Roseanne Barr on the challenges of making a hit sitcom

roseanne.jpgRoseanne was pretty radical for television.

So, it was sad and disappointing to read Roseanne Barr opening the curtain and showing what it was really like to get the sitcom made.

It didn’t take long for me to get a taste of the staggering sexism and class bigotry that would make the first season of Roseanne god-awful. It was at the premiere party when I learned that my stories and ideas—and the ideas of my sister and my first husband, Bill—had been stolen. The pilot was screened, and I saw the opening credits for the first time, which included this: CREATED BY MATT WILLIAMS. I was devastated and felt so betrayed that I stood up and left the party. Not one person noticed.

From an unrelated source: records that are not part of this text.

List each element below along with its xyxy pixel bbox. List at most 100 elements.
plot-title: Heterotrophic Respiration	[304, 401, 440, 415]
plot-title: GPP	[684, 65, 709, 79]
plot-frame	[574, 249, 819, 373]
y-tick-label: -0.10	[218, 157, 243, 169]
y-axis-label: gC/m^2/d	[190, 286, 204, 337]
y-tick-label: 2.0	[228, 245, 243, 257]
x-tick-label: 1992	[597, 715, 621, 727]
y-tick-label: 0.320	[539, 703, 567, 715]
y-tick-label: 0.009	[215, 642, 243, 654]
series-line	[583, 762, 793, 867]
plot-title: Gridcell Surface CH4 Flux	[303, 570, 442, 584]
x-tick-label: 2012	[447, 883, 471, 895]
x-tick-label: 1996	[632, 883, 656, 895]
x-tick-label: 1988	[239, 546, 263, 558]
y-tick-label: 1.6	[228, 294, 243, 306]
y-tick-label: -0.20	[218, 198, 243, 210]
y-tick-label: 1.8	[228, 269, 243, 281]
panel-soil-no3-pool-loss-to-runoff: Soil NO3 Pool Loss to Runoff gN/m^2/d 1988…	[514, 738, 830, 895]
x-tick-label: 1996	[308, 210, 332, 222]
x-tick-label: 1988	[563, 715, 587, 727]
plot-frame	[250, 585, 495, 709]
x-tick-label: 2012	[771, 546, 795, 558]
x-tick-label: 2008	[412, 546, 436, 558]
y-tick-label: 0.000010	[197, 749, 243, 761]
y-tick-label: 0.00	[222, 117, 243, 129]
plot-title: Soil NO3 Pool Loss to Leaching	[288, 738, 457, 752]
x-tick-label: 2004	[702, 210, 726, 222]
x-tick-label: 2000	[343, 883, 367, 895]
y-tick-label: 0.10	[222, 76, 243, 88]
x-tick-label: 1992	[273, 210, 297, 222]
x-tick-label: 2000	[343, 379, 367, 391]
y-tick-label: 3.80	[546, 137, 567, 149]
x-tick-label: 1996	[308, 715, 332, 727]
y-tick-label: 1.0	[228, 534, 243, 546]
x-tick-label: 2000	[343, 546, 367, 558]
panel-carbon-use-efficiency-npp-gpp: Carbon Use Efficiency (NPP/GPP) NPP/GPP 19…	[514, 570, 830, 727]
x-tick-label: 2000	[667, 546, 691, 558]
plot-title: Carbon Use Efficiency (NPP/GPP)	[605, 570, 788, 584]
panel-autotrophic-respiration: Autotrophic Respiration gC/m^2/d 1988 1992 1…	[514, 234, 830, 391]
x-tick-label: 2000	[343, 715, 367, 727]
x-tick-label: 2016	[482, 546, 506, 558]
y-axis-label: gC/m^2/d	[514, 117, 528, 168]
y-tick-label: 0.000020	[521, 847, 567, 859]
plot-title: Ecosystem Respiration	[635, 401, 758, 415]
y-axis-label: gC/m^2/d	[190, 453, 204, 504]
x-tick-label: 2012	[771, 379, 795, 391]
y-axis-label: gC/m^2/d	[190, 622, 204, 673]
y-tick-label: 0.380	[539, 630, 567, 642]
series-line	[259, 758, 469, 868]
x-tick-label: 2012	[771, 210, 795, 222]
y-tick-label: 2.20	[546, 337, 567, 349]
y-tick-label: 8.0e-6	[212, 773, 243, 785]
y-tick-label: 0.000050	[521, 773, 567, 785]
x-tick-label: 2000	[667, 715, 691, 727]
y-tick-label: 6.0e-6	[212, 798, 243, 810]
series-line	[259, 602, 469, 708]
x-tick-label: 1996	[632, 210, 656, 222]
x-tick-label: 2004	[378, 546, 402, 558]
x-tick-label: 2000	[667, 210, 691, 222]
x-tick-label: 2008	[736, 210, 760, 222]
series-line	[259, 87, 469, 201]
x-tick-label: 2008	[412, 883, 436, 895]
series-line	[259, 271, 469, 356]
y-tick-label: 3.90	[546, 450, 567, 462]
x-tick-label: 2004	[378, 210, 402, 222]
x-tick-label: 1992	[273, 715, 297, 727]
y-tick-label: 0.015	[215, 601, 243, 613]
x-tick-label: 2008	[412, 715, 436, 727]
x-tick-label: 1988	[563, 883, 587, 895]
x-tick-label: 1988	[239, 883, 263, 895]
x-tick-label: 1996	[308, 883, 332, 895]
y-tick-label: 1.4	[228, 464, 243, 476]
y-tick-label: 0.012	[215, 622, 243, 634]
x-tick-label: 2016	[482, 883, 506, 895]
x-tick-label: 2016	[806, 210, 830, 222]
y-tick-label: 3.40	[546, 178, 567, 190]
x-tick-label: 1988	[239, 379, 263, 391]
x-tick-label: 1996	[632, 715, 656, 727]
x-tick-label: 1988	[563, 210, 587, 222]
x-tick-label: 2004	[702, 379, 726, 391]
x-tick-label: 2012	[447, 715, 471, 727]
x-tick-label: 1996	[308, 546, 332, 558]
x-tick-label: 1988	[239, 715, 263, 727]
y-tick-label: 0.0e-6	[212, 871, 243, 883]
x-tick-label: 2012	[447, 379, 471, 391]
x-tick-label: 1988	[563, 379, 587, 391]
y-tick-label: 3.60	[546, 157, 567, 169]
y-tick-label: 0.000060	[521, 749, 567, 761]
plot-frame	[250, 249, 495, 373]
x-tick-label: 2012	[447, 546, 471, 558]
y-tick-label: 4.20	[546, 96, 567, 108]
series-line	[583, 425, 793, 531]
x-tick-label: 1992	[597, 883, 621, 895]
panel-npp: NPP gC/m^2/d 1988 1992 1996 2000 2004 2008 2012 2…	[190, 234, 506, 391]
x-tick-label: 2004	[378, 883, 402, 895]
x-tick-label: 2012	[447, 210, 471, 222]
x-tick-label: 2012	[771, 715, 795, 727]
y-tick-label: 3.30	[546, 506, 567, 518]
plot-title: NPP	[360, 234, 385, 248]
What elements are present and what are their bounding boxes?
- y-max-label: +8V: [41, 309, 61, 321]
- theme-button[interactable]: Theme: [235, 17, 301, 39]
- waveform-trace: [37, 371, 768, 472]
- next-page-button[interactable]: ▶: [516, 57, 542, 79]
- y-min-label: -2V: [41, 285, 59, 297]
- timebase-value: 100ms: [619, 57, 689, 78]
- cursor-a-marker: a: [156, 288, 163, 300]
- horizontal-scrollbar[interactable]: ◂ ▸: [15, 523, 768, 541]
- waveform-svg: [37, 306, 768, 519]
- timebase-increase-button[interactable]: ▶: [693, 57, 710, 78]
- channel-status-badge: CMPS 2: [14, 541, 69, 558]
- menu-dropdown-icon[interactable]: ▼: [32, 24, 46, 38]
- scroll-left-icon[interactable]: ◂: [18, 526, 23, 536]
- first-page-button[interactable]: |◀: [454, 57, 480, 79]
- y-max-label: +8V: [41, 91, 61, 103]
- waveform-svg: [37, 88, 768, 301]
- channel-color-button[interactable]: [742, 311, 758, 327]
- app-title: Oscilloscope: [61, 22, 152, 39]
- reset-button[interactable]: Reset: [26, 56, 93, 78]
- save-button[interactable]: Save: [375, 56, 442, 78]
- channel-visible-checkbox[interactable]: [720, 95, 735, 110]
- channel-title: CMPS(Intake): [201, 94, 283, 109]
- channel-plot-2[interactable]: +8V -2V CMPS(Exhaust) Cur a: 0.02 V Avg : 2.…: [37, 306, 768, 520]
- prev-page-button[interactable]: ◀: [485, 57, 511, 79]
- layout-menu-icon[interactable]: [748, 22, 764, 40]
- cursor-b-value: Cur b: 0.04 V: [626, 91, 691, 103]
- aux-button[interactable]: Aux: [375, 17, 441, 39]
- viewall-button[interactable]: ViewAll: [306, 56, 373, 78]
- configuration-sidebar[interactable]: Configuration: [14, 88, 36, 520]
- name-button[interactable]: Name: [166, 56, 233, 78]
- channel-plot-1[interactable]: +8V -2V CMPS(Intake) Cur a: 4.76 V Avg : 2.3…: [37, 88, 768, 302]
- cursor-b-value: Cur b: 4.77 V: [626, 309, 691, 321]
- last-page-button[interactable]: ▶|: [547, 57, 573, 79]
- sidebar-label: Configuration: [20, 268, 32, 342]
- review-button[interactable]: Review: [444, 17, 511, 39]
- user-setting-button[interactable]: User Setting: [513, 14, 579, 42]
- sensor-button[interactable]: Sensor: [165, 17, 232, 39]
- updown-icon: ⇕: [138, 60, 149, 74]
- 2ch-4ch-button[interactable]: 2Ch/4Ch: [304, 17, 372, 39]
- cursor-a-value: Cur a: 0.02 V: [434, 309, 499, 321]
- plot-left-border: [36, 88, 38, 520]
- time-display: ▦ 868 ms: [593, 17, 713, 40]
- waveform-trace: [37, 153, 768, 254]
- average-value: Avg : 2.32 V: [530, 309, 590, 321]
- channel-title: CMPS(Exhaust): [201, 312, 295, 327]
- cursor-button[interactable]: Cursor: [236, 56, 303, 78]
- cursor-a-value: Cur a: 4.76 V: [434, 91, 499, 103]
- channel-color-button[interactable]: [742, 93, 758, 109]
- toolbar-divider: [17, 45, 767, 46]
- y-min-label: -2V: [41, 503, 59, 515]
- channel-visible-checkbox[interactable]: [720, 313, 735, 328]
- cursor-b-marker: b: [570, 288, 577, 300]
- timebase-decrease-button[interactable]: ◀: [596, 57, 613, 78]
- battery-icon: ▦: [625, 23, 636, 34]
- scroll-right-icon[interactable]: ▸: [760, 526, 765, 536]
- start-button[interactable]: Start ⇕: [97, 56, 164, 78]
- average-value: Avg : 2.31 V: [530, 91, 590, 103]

Yeah, it carries on from there.

Of course, Barr had this experience in the 1980s. You’d hope things have got better since then. But then Melissa at Women & Hollywood writes:

Please tell me how these environments still exist in 2011, if TV producers today are afraid of being sued for creating a “hostile work environment.” The problem with this is that female writers are not comfortable making legal cases. They usually leave the show because they want to write again, and I would imagine have ideas for their own shows. Every female writer I’ve talked with who usually is still a minority in the writer’s room could file a hostile work environment suit. But none do.

Deadline just published a breakdown of the number of women commissioned to write pilots for US television, and it does look like the numbers are going up, albiet from a fairly dismal base. A small glimmer of hope?